Tim juga mengalami kemunduran pada masa Paqueta, dari semifinalis Liga Champions hingga tidak pernah bermain di Liga Champions sama sekali dalam beberapa tahun berturut-turut. Musim lalu di bawah asuhan Peter Bosz adalah musim terburuk yang pernah dialami klub dalam seperempat abad. Entah kinerja tim buruk atau tidak sebaik yang diperkirakan orang. Guimaraes dijual ke Newcastle pada bulan Januari untuk menutup sebagian pendapatan yang hilang karena gagal lolos ke Liga Champions dan Lyon telah kembali ke pemain yang dapat mereka andalkan seperti Alexandre Lacazette dan Corentin Tolisso. Lebih banyak substansi, lebih sedikit gaya.

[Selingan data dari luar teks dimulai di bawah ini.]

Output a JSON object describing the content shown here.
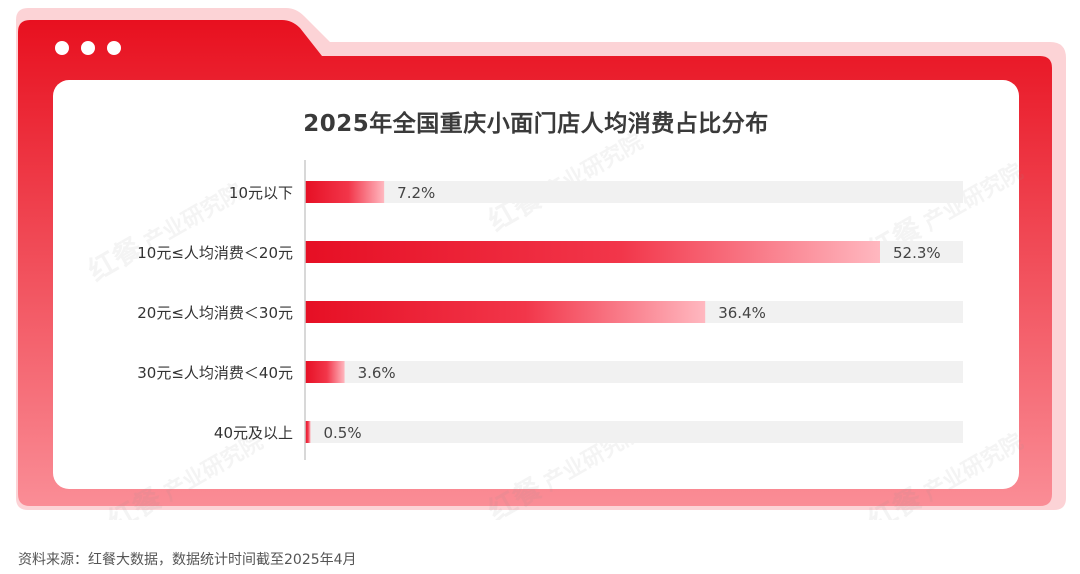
{
  "colors": {
    "frame_top": "#e8101f",
    "frame_bottom": "#fa8d96",
    "tab_back": "#fcd3d6",
    "bar_dark": "#e60f24",
    "bar_light": "#ffb8c0",
    "track": "#f1f1f1",
    "axis": "#cccccc"
  },
  "watermark": {
    "brand": "红餐",
    "text": "产业研究院"
  },
  "chart_data": {
    "type": "bar",
    "orientation": "horizontal",
    "title": "2025年全国重庆小面门店人均消费占比分布",
    "categories": [
      "10元以下",
      "10元≤人均消费＜20元",
      "20元≤人均消费＜30元",
      "30元≤人均消费＜40元",
      "40元及以上"
    ],
    "values": [
      7.2,
      52.3,
      36.4,
      3.6,
      0.5
    ],
    "value_labels": [
      "7.2%",
      "52.3%",
      "36.4%",
      "3.6%",
      "0.5%"
    ],
    "unit": "%",
    "xlim": [
      0,
      60
    ],
    "grid": false,
    "legend": "none"
  },
  "source": "资料来源：红餐大数据，数据统计时间截至2025年4月"
}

Paqueta siap menghadapi tantangan baru, namun penampilan lesu yang ia hasilkan di paruh kedua musim lalu juga membuka pintu bagi Lyon untuk melangkah maju. Romain Faivre dapat menggantikannya di lini tengah dan kembalinya Jeff Reine Adelaide dari cedera menutupi Lyon di lini tengah.
Harga transfer hingga €60 juta dari West Ham sejujurnya terlalu bagus untuk ditolak dan akan menjadikan Paqueta sebagai penjualan paling menguntungkan klub sejak Tanguy Ndombele. Penggemar West Ham akan berharap mereka mendapatkan lebih banyak uang daripada yang didapat Tottenham dari pemain termahal mereka, yang kembali ke Lyon dengan status pinjaman musim lalu dan sekarang berada di Napoli.
“Kualitasnya dapat dilihat semua orang,” kata Palmieri tentang Paqueta. “Dia adalah pria yang berdedikasi, seseorang yang terobsesi untuk memenangkan pertandingan dan bersaing memperebutkan gelar. Dia memiliki semua yang dia butuhkan untuk berkembang lebih jauh. Saya pikir dia memiliki masa depan cemerlang di depannya.”